Sulfur‐Tuned Main‐Group Sb−N−C Catalysts for Selective 2‐Electron and 4‐Electron Oxygen Reduction

• Published in: Advanced materials (Weinheim) Vol. 36; no. 27; pp. e2402963 - n/a
• Main Authors: Yan, Minmin, Yang, Hao, Gong, Zhichao, Zhu, Jiarui, Allen, Christopher, Cheng, Tao, Fei, Huilong
• Format: Journal Article
• Language: English
• Published: Germany Wiley Subscription Services, Inc 01.07.2024
• Subjects: Catalysts; catalytic selectivity; Chemical reduction; Controllability; Dopants; Electronic structure; Energy conversion; Fuel cells; Hydrogen peroxide; main‐group metals; Metal air batteries; oxygen reduction reaction; Oxygen reduction reactions; Selectivity; single atom catalysts; Sulfur; Sulfur content; sulfur doping; Zinc-oxygen batteries; sulfur doping; main‐group metals; catalytic selectivity; oxygen reduction reaction; single atom catalysts
• ISSN: 0935-9648; 1521-4095; 1521-4095
• DOI: 10.1002/adma.202402963

The selective oxygen reduction reaction (ORR) is important for various energy conversion processes such as the fuel cells and metal‐air batteries for the 4e− pathway and hydrogen peroxide (H2O2) electrosynthesis for the 2e− pathway. However, it remains a challenge to tune the ORR selectivity of a catalyst in a controllable manner. Herein, an efficient strategy for introducing sulfur dopants to regulate the ORR selectivity of main‐group Sb−N−C single‐atom catalysts  is reported.
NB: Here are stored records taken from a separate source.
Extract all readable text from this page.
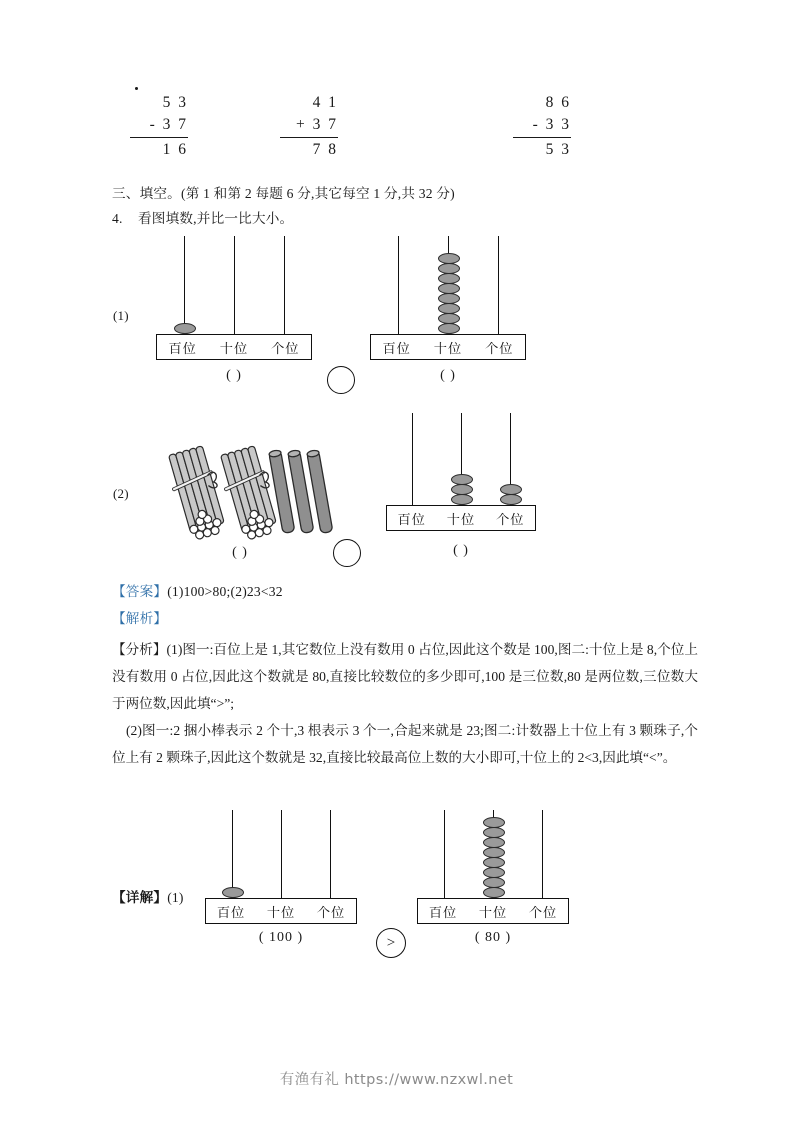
5 3
- 3 7
1 6
4 1
+ 3 7
7 8
8 6
- 3 3
5 3
三、填空。(第 1 和第 2 每题 6 分,其它每空 1 分,共 32 分)
4. 看图填数,并比一比大小。
(1)
百位 十位 个位
( )
百位 十位 个位
( )
(2)
( )
百位 十位 个位
( )
【答案】(1)100>80;(2)23<32
【解析】
【分析】(1)图一:百位上是 1,其它数位上没有数用 0 占位,因此这个数是 100,图二:十位上是 8,个位上没有数用 0 占位,因此这个数就是 80,直接比较数位的多少即可,100 是三位数,80 是两位数,三位数大于两位数,因此填“>”;
(2)图一:2 捆小棒表示 2 个十,3 根表示 3 个一,合起来就是 23;图二:计数器上十位上有 3 颗珠子,个位上有 2 颗珠子,因此这个数就是 32,直接比较最高位上数的大小即可,十位上的 2<3,因此填“<”。
【详解】(1)
百位 十位 个位
( 100 )	>
百位 十位 个位
( 80 )
有渔有礼 https://www.nzxwl.net
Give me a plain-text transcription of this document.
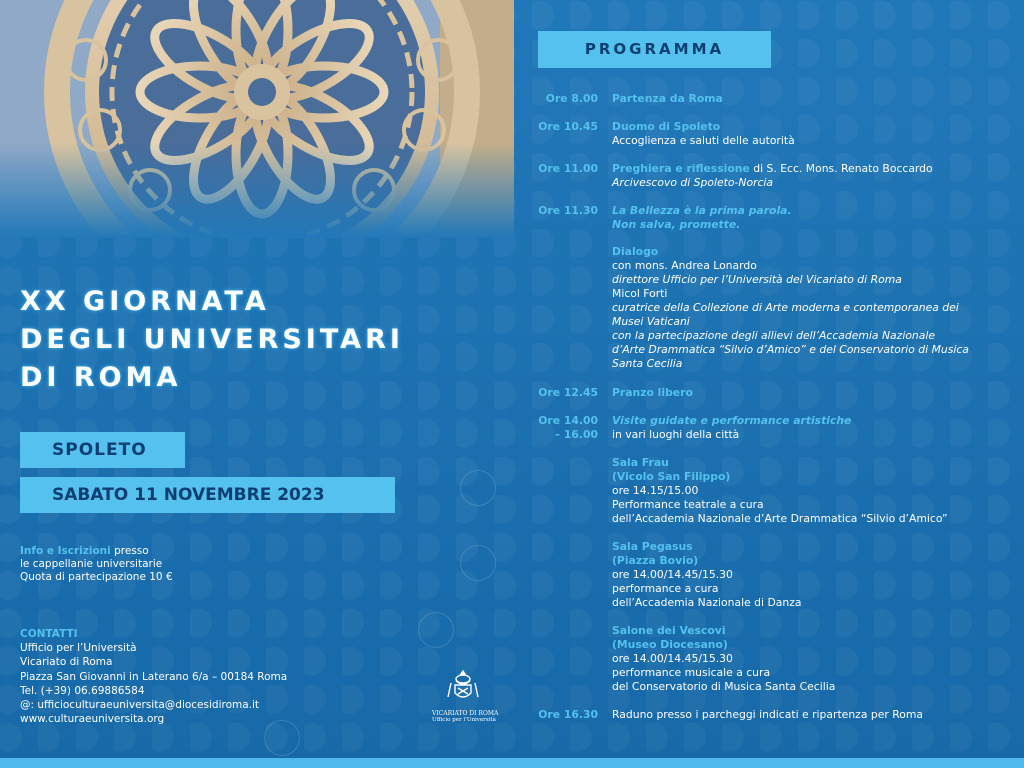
XX GIORNATA
DEGLI UNIVERSITARI
DI ROMA
SPOLETO
SABATO 11 NOVEMBRE 2023
Info e Iscrizioni presso
le cappellanie universitarie
Quota di partecipazione 10 €
CONTATTI
Ufficio per l’Università
Vicariato di Roma
Piazza San Giovanni in Laterano 6/a – 00184 Roma
Tel. (+39) 06.69886584
@: ufficioculturaeuniversita@diocesidiroma.it
www.culturaeuniversita.org	VICARIATO DI ROMA
Ufficio per l’Università
PROGRAMMA
Ore 8.00 Partenza da Roma
Ore 10.45 Duomo di Spoleto
Accoglienza e saluti delle autorità
Ore 11.00 Preghiera e riflessione di S. Ecc. Mons. Renato Boccardo
Arcivescovo di Spoleto-Norcia
Ore 11.30 La Bellezza è la prima parola.
Non salva, promette.
Dialogo
con mons. Andrea Lonardo
direttore Ufficio per l’Università del Vicariato di Roma
Micol Forti
curatrice della Collezione di Arte moderna e contemporanea dei
Musei Vaticani
con la partecipazione degli allievi dell’Accademia Nazionale
d’Arte Drammatica “Silvio d’Amico” e del Conservatorio di Musica
Santa Cecilia
Ore 12.45 Pranzo libero
Ore 14.00
– 16.00
Visite guidate e performance artistiche
in vari luoghi della città
Sala Frau
(Vicolo San Filippo)
ore 14.15/15.00
Performance teatrale a cura
dell’Accademia Nazionale d’Arte Drammatica “Silvio d’Amico”
Sala Pegasus
(Piazza Bovio)
ore 14.00/14.45/15.30
performance a cura
dell’Accademia Nazionale di Danza
Salone dei Vescovi
(Museo Diocesano)
ore 14.00/14.45/15.30
performance musicale a cura
del Conservatorio di Musica Santa Cecilia
Ore 16.30 Raduno presso i parcheggi indicati e ripartenza per Roma
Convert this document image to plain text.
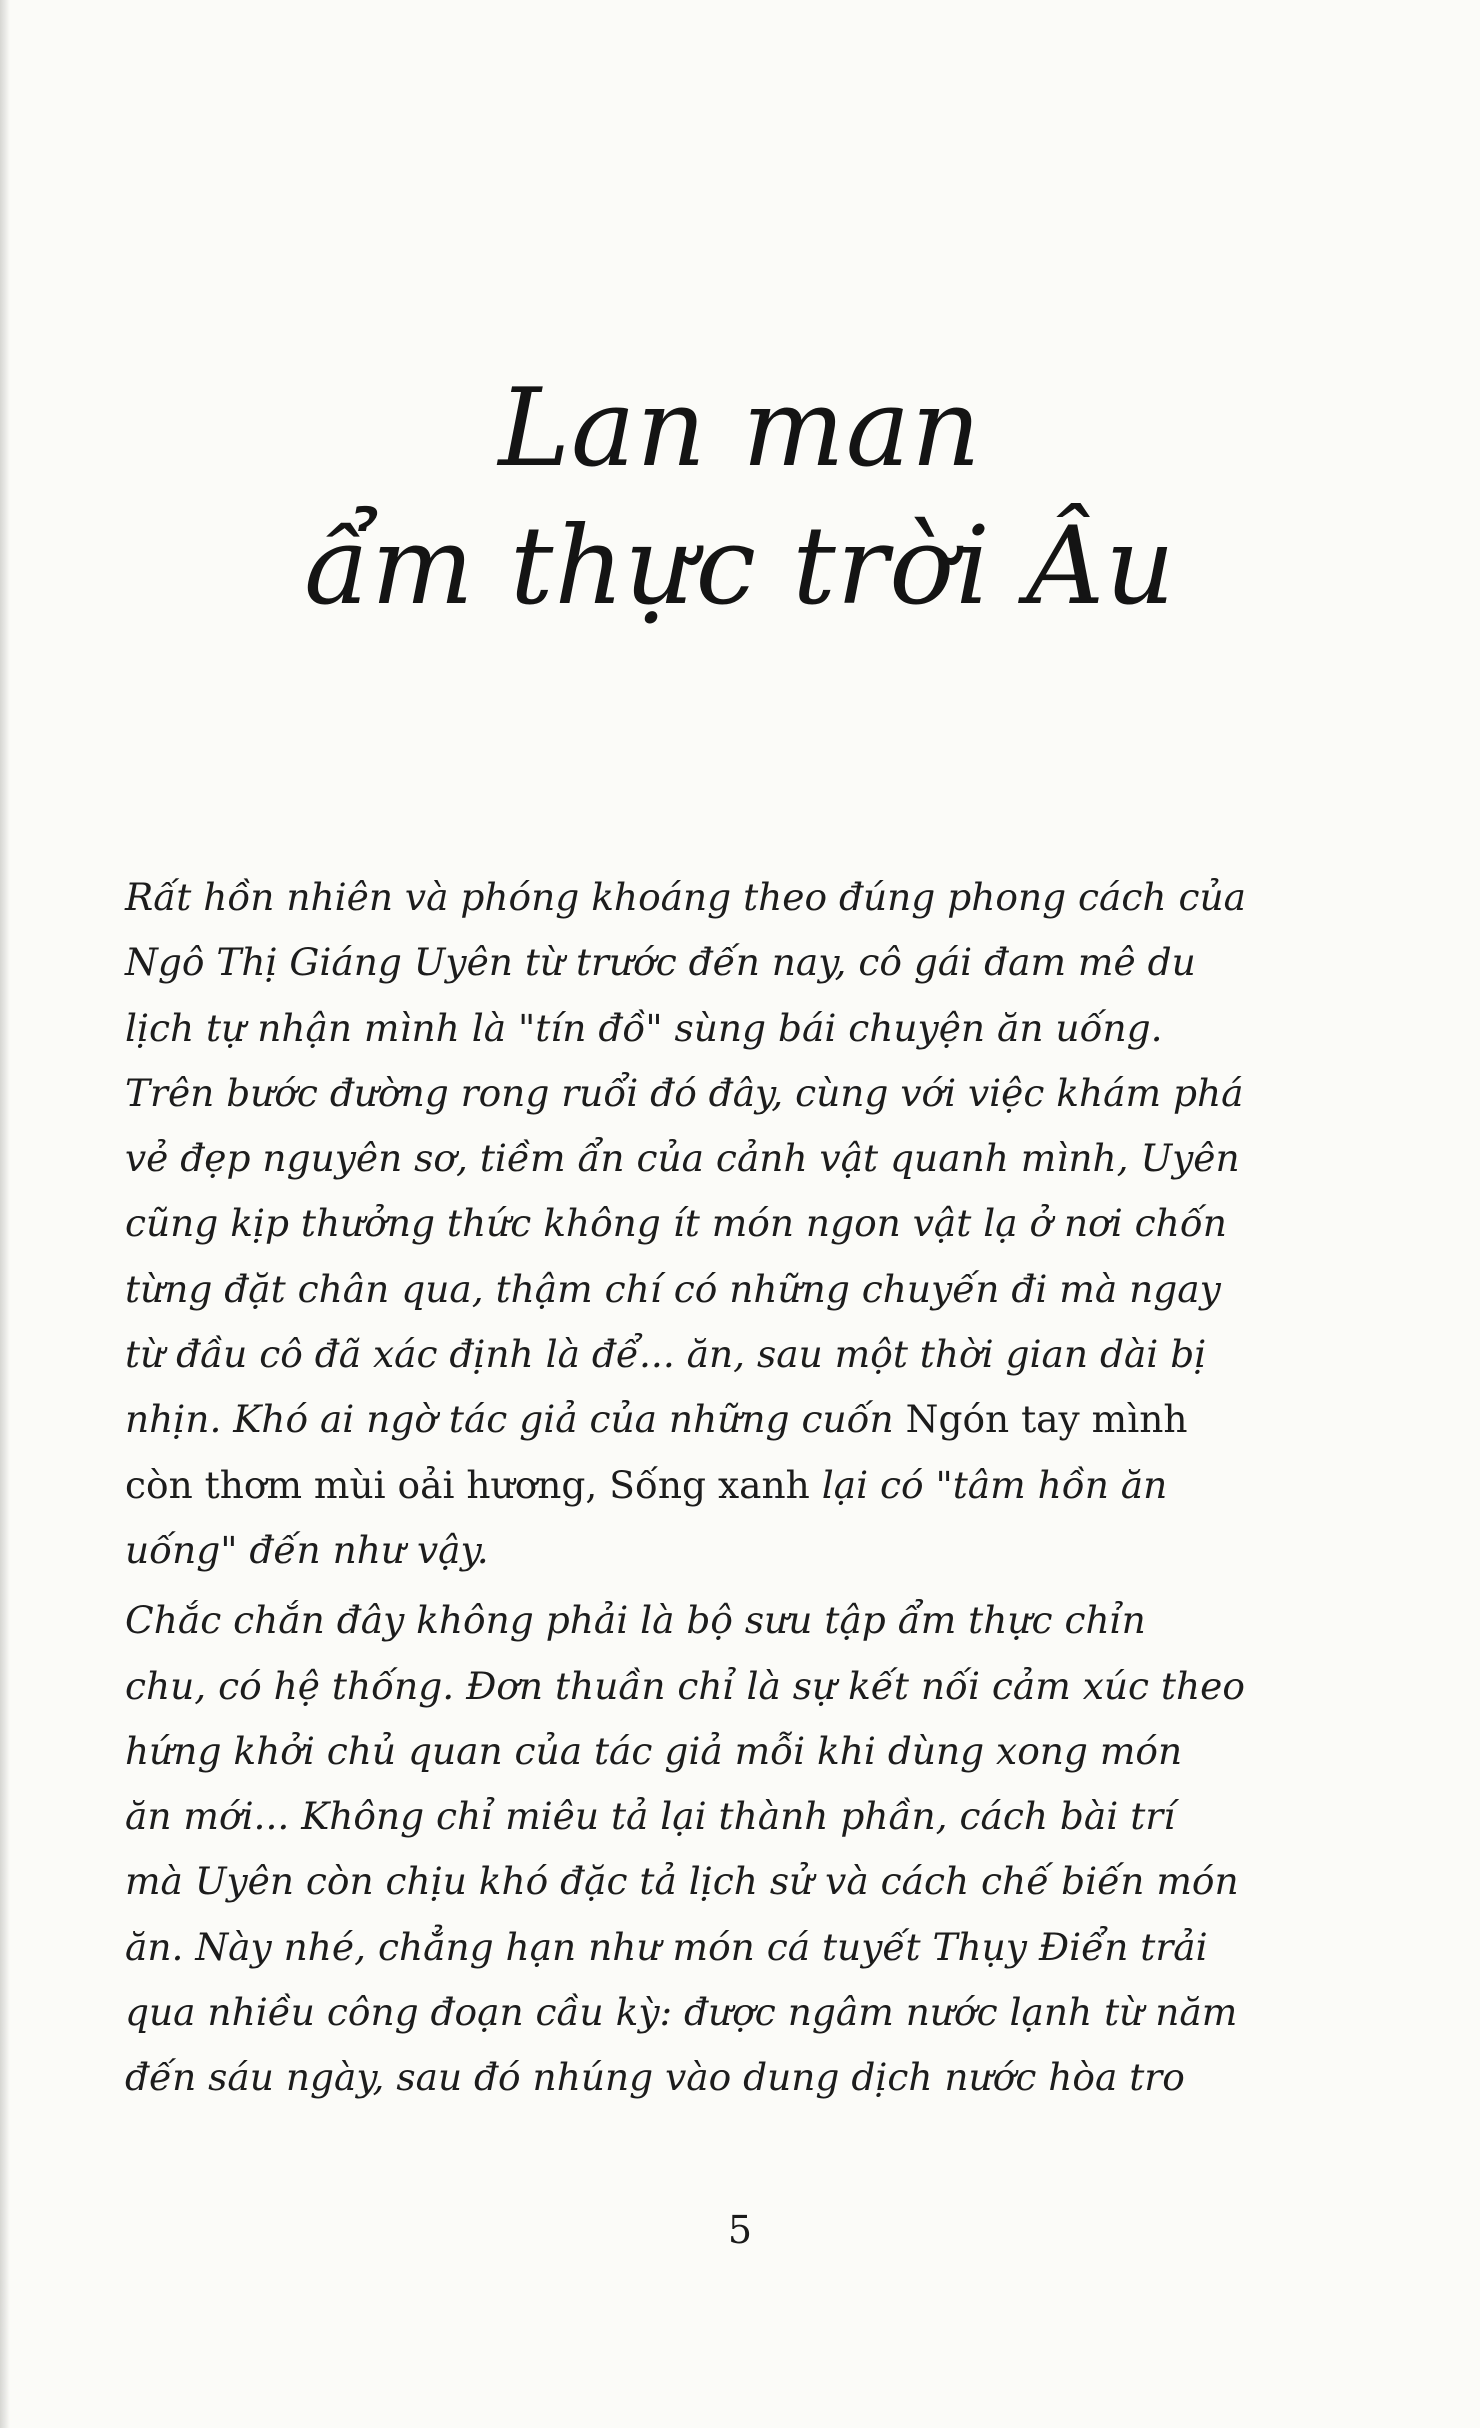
Lan man
ẩm thực trời Âu
Rất hồn nhiên và phóng khoáng theo đúng phong cách của
Ngô Thị Giáng Uyên từ trước đến nay, cô gái đam mê du
lịch tự nhận mình là "tín đồ" sùng bái chuyện ăn uống.
Trên bước đường rong ruổi đó đây, cùng với việc khám phá
vẻ đẹp nguyên sơ, tiềm ẩn của cảnh vật quanh mình, Uyên
cũng kịp thưởng thức không ít món ngon vật lạ ở nơi chốn
từng đặt chân qua, thậm chí có những chuyến đi mà ngay
từ đầu cô đã xác định là để... ăn, sau một thời gian dài bị
nhịn. Khó ai ngờ tác giả của những cuốn Ngón tay mình
còn thơm mùi oải hương, Sống xanh lại có "tâm hồn ăn
uống" đến như vậy.
Chắc chắn đây không phải là bộ sưu tập ẩm thực chỉn
chu, có hệ thống. Đơn thuần chỉ là sự kết nối cảm xúc theo
hứng khởi chủ quan của tác giả mỗi khi dùng xong món
ăn mới... Không chỉ miêu tả lại thành phần, cách bài trí
mà Uyên còn chịu khó đặc tả lịch sử và cách chế biến món
ăn. Này nhé, chẳng hạn như món cá tuyết Thụy Điển trải
qua nhiều công đoạn cầu kỳ: được ngâm nước lạnh từ năm
đến sáu ngày, sau đó nhúng vào dung dịch nước hòa tro
5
Significantly, Sb−N−C with the highest sulfur content follows a 2e− pathway with high H2O2 selectivity (96.8%) and remarkable mass activity (96.1 A g−1 at 0.65 V), while the sister catalyst with the lowest sulfur content directs a 4e− pathway with a half‐wave potential (E1/2 = 0.89 V) that is more positive than commercial Pt/C. In addition, practical applications for these two 2e−/4e− ORR catalysts are demonstrated by bulk H2O2 electrosynthesis for the degradation of organic pollutants and a high‐power zinc‐air battery, respectively. Combined experimental and theoretical studies reveal that the excellent selectivity for the sulfurized Sb−N−Cs is attributed to the optimal adsorption‐desorption of the ORR intermediates realized through the electronic structure modulation by the sulfur dopants. A series of main‐group Sb−N−C single‐atom catalysts are developed with varied oxidation states of the Sb sites via changing the contents of sulfur dopants, resulting in tunable ORR selectivity toward either the 4‐electron or 2‐electron pathway.